Recently, researchers at the University of Tel Aviv in Israel used human tissue to create the world's first 3D printed heart, bringing new hope to patients with advanced heart failure who need to “change heart” to continue their lives.
Since the first successful kidney and heart transplant surgery around the 1960s, the clinical technology of organ transplantation has improved day by day, and the success rate of surgery has been increasing. However, in many countries, the number of organ waiters and donors varies widely. Even if you are fortunate enough to wait for the right organ and successfully transplant, the postoperative rejection will still pose a threat to the patient's life. Over the years, the complete "replication" of organs has become the dream of the medical profession.
In 2010, the world's first bio-printer used cultured human cells to create the first blood vessels, making 3D printing of human organs possible. In 2013, a cardiologist completed the first 3D printed “heart”, which not only looks like the patient's heart, but also beats. However, this "heart" made of plastic can only be used to study surgical procedures. Rather, it's just a "heart model."
The newly printed 3D heart has not only cells, ventricles and atrium, but also criss-crossing blood vessels. The "ink" used in this printing is derived from the adipose tissue extracted from the patient. Among them, the isolated cells become edited pluripotent stem cells, and then differentiate into cardiomyocytes constituting the heart of the heart and endothelial cells constituting the blood vessels. The isolated non-cellular component is transformed into a “personalized gel” that acts as a “cement” that builds the house, fixes the cell's location, and acts as an extracellular matrix to promote the growth of these “small bricks”. Establish a connection and eventually reorganize into a functional organ. Since the printed "raw material" comes from the patient itself, there is no need to worry about the occurrence of rejection.

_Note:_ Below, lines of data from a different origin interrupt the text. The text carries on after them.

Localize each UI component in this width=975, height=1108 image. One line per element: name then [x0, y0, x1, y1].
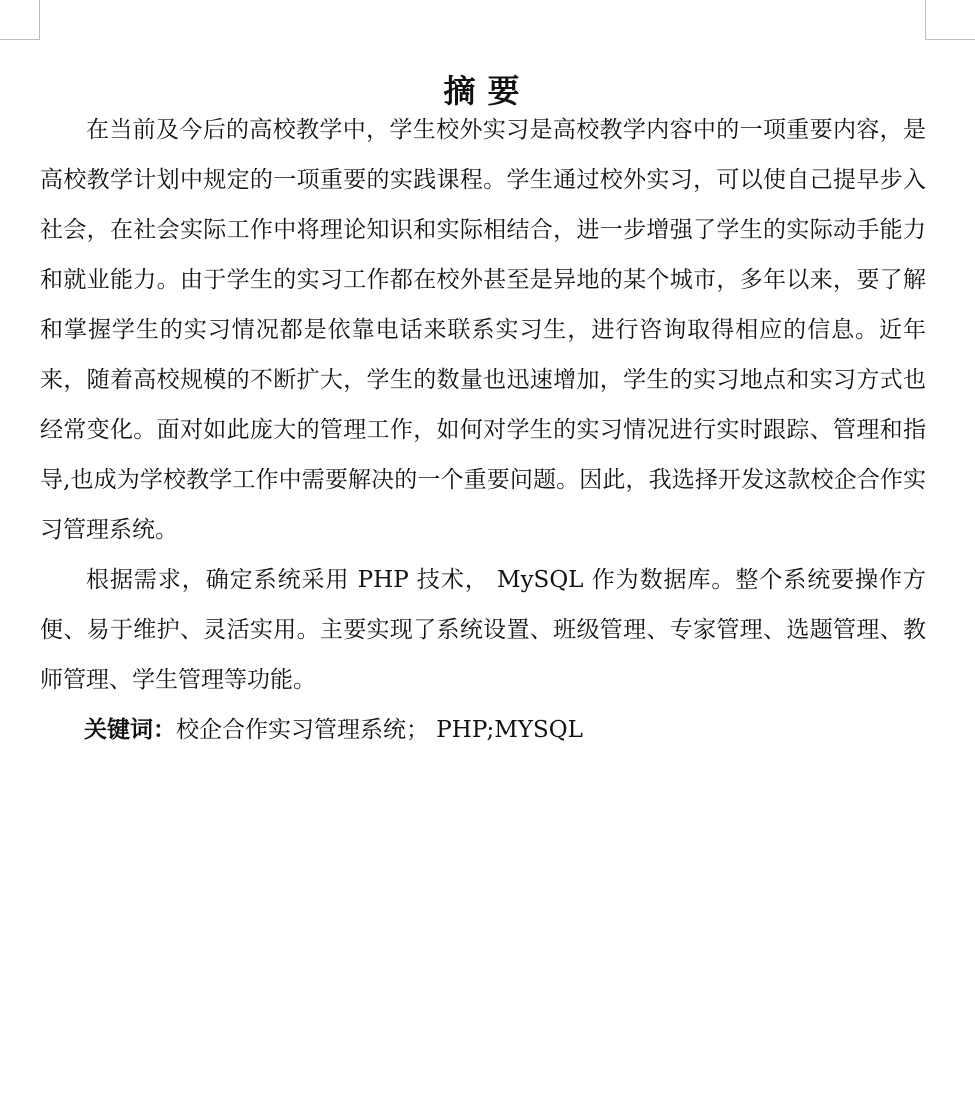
crop-mark-top-right-vertical — [925, 0, 926, 39]
abstract-paragraph-1: 在当前及今后的高校教学中，学生校外实习是高校教学内容中的一项重要内容，是高校教学计划中规定的一项重要的实践课程。学生通过校外实习，可以使自己提早步入社会，在社会实际工作中将理论知识和实际相结合，进一步增强了学生的实际动手能力和就业能力。由于学生的实习工作都在校外甚至是异地的某个城市，多年以来，要了解和掌握学生的实习情况都是依靠电话来联系实习生，进行咨询取得相应的信息。近年来，随着高校规模的不断扩大，学生的数量也迅速增加，学生的实习地点和实习方式也经常变化。面对如此庞大的管理工作，如何对学生的实习情况进行实时跟踪、管理和指导,也成为学校教学工作中需要解决的一个重要问题。因此，我选择开发这款校企合作实习管理系统。 — [40, 117, 926, 543]
page-title: 摘要 — [443, 72, 532, 111]
keywords-line — [40, 705, 926, 755]
crop-mark-top-left-vertical — [39, 0, 40, 39]
crop-mark-top-right-horizontal — [925, 39, 975, 40]
crop-mark-top-left-horizontal — [0, 39, 40, 40]
abstract-paragraph-2: 根据需求，确定系统采用 PHP 技术， MySQL 作为数据库。整个系统要操作方便、易于维护、灵活实用。主要实现了系统设置、班级管理、专家管理、选题管理、教师管理、学生管理等功能。 — [40, 567, 926, 693]
abstract-body — [40, 105, 926, 755]
keywords-value: 校企合作实习管理系统； PHP;MYSQL — [176, 717, 583, 743]
keywords-label: 关键词： — [84, 716, 176, 743]
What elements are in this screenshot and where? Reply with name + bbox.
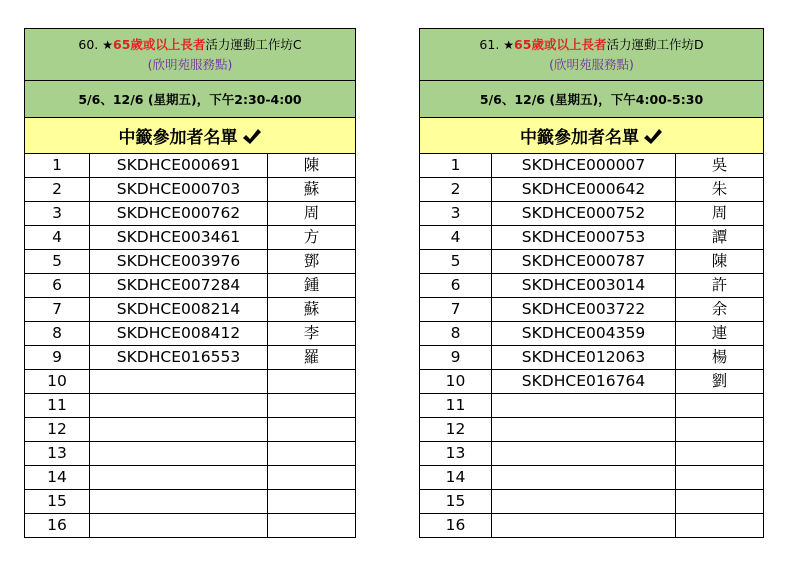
row-number: 15	[420, 490, 492, 514]
table-row	[25, 490, 356, 514]
workshop-number: 60.	[78, 37, 103, 52]
row-number: 11	[420, 394, 492, 418]
workshop-title	[420, 29, 764, 81]
table-row	[420, 370, 764, 394]
participant-surname	[268, 370, 356, 394]
star-icon: ★	[503, 38, 515, 52]
participant-surname: 楊	[676, 346, 764, 370]
star-icon: ★	[102, 38, 113, 52]
schedule-row	[25, 81, 356, 118]
participant-surname	[676, 466, 764, 490]
participant-code: SKDHCE003722	[492, 298, 676, 322]
participant-code	[90, 514, 268, 538]
participant-code: SKDHCE003976	[90, 250, 268, 274]
workshop-number: 61.	[479, 37, 504, 52]
participant-code: SKDHCE000007	[492, 154, 676, 178]
table-row	[420, 178, 764, 202]
participant-code: SKDHCE008412	[90, 322, 268, 346]
row-number: 7	[420, 298, 492, 322]
row-number: 2	[420, 178, 492, 202]
table-row	[25, 154, 356, 178]
list-header-text: 中籤參加者名單	[520, 128, 640, 148]
participant-code: SKDHCE000703	[90, 178, 268, 202]
row-number: 1	[420, 154, 492, 178]
table-row	[420, 298, 764, 322]
participant-code: SKDHCE000753	[492, 226, 676, 250]
participant-code	[90, 394, 268, 418]
schedule-text: 5/6、12/6 (星期五)，下午4:00-5:30	[420, 81, 764, 118]
participant-code: SKDHCE000787	[492, 250, 676, 274]
participant-code: SKDHCE000762	[90, 202, 268, 226]
row-number: 8	[420, 322, 492, 346]
row-number: 15	[25, 490, 90, 514]
participant-surname	[676, 490, 764, 514]
participant-code	[90, 370, 268, 394]
row-number: 10	[420, 370, 492, 394]
row-number: 13	[25, 442, 90, 466]
participant-surname: 周	[676, 202, 764, 226]
participant-surname	[268, 490, 356, 514]
participant-surname	[676, 514, 764, 538]
participant-surname	[268, 442, 356, 466]
row-number: 8	[25, 322, 90, 346]
participant-surname: 鍾	[268, 274, 356, 298]
age-highlight: 65歲或以上長者	[113, 37, 206, 52]
table-row	[25, 322, 356, 346]
participant-surname	[676, 394, 764, 418]
participant-surname: 方	[268, 226, 356, 250]
participant-code	[492, 442, 676, 466]
participant-surname: 吳	[676, 154, 764, 178]
table-row	[420, 274, 764, 298]
participant-surname: 蘇	[268, 298, 356, 322]
schedule-text: 5/6、12/6 (星期五)，下午2:30-4:00	[25, 81, 356, 118]
participant-code: SKDHCE003461	[90, 226, 268, 250]
participant-code: SKDHCE008214	[90, 298, 268, 322]
table-row	[25, 346, 356, 370]
row-number: 4	[420, 226, 492, 250]
table-row	[420, 226, 764, 250]
row-number: 13	[420, 442, 492, 466]
list-header	[420, 118, 764, 154]
title-row	[25, 29, 356, 81]
table-row	[25, 250, 356, 274]
participant-code: SKDHCE004359	[492, 322, 676, 346]
participant-code	[492, 418, 676, 442]
row-number: 16	[25, 514, 90, 538]
table-row	[25, 274, 356, 298]
list-header-row	[25, 118, 356, 154]
table-row	[420, 154, 764, 178]
row-number: 6	[420, 274, 492, 298]
participant-code	[90, 442, 268, 466]
list-header	[25, 118, 356, 154]
row-number: 9	[25, 346, 90, 370]
participant-code: SKDHCE003014	[492, 274, 676, 298]
table-row	[25, 298, 356, 322]
title-row	[420, 29, 764, 81]
table-row	[420, 322, 764, 346]
row-number: 4	[25, 226, 90, 250]
table-row	[25, 202, 356, 226]
participant-code	[90, 490, 268, 514]
title-line	[25, 35, 355, 55]
check-icon	[242, 128, 262, 146]
table-row	[420, 490, 764, 514]
row-number: 3	[25, 202, 90, 226]
location-label: (欣明苑服務點)	[549, 57, 634, 72]
participant-surname: 蘇	[268, 178, 356, 202]
title-line	[420, 35, 763, 55]
participant-surname	[268, 514, 356, 538]
list-header-text: 中籤參加者名單	[118, 128, 238, 148]
workshop-table-c	[24, 28, 356, 538]
participant-code: SKDHCE000691	[90, 154, 268, 178]
row-number: 10	[25, 370, 90, 394]
table-row	[420, 442, 764, 466]
participant-code	[492, 514, 676, 538]
participant-code	[90, 466, 268, 490]
participant-surname: 劉	[676, 370, 764, 394]
table-row	[25, 442, 356, 466]
row-number: 11	[25, 394, 90, 418]
participant-code: SKDHCE012063	[492, 346, 676, 370]
row-number: 9	[420, 346, 492, 370]
table-row	[420, 346, 764, 370]
table-row	[420, 514, 764, 538]
participant-surname: 連	[676, 322, 764, 346]
location-label: (欣明苑服務點)	[147, 57, 233, 72]
row-number: 12	[420, 418, 492, 442]
row-number: 3	[420, 202, 492, 226]
participant-surname	[268, 466, 356, 490]
workshop-name: 活力運動工作坊D	[606, 37, 704, 52]
participant-code: SKDHCE000752	[492, 202, 676, 226]
participant-surname	[676, 442, 764, 466]
row-number: 14	[420, 466, 492, 490]
participant-surname: 許	[676, 274, 764, 298]
row-number: 5	[25, 250, 90, 274]
participant-surname: 朱	[676, 178, 764, 202]
row-number: 2	[25, 178, 90, 202]
table-row	[25, 370, 356, 394]
row-number: 1	[25, 154, 90, 178]
participant-surname: 李	[268, 322, 356, 346]
participant-code: SKDHCE000642	[492, 178, 676, 202]
schedule-row	[420, 81, 764, 118]
row-number: 7	[25, 298, 90, 322]
table-row	[420, 466, 764, 490]
participant-surname: 陳	[268, 154, 356, 178]
participant-code: SKDHCE016553	[90, 346, 268, 370]
table-row	[25, 178, 356, 202]
participant-surname: 羅	[268, 346, 356, 370]
workshop-table-d	[419, 28, 764, 538]
participant-surname: 余	[676, 298, 764, 322]
participant-code	[492, 490, 676, 514]
table-row	[420, 418, 764, 442]
table-row	[25, 466, 356, 490]
participant-surname	[268, 418, 356, 442]
table-row	[25, 514, 356, 538]
participant-code	[492, 466, 676, 490]
check-icon	[643, 128, 663, 146]
participant-surname	[676, 418, 764, 442]
participant-surname: 鄧	[268, 250, 356, 274]
table-row	[25, 226, 356, 250]
participant-surname: 陳	[676, 250, 764, 274]
participant-code	[492, 394, 676, 418]
workshop-name: 活力運動工作坊C	[205, 37, 302, 52]
participant-surname	[268, 394, 356, 418]
workshop-title	[25, 29, 356, 81]
table-row	[25, 418, 356, 442]
participant-code: SKDHCE016764	[492, 370, 676, 394]
row-number: 12	[25, 418, 90, 442]
table-row	[420, 202, 764, 226]
list-header-row	[420, 118, 764, 154]
participant-code	[90, 418, 268, 442]
participant-surname: 譚	[676, 226, 764, 250]
table-row	[420, 394, 764, 418]
table-row	[420, 250, 764, 274]
participant-surname: 周	[268, 202, 356, 226]
participant-code: SKDHCE007284	[90, 274, 268, 298]
age-highlight: 65歲或以上長者	[514, 37, 607, 52]
row-number: 14	[25, 466, 90, 490]
table-row	[25, 394, 356, 418]
row-number: 16	[420, 514, 492, 538]
row-number: 5	[420, 250, 492, 274]
row-number: 6	[25, 274, 90, 298]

However, this 3D heart currently only has a contraction function, and the researchers need to further culture, "teaching" the heart cells to work together to achieve the pumping function, and then carry out animal transplantation experiments. The distance is really applied to human heart transplants, and more work needs to be done. In addition to cardiomyocytes and blood vessels, the heart also includes fibroblasts, nerve cells, fat, etc. How to reconcile the growth environment of different kinds of cells remains to be studied. In addition, due to the limited resolution of cardiac scanning technology and printers, it is currently not possible to print out all the blood vessels in the heart.
Organ transplantation includes not only the heart but also the liver and kidneys. The researchers tried to "smash the hardest bones" in organ printing.
From the medical models used in preoperative analysis to the titanium alloy bones implanted in the human body, from simple organization to functionally complex organs, researchers continue to make new breakthroughs in the field of bioprinting, and bring new hope to patients.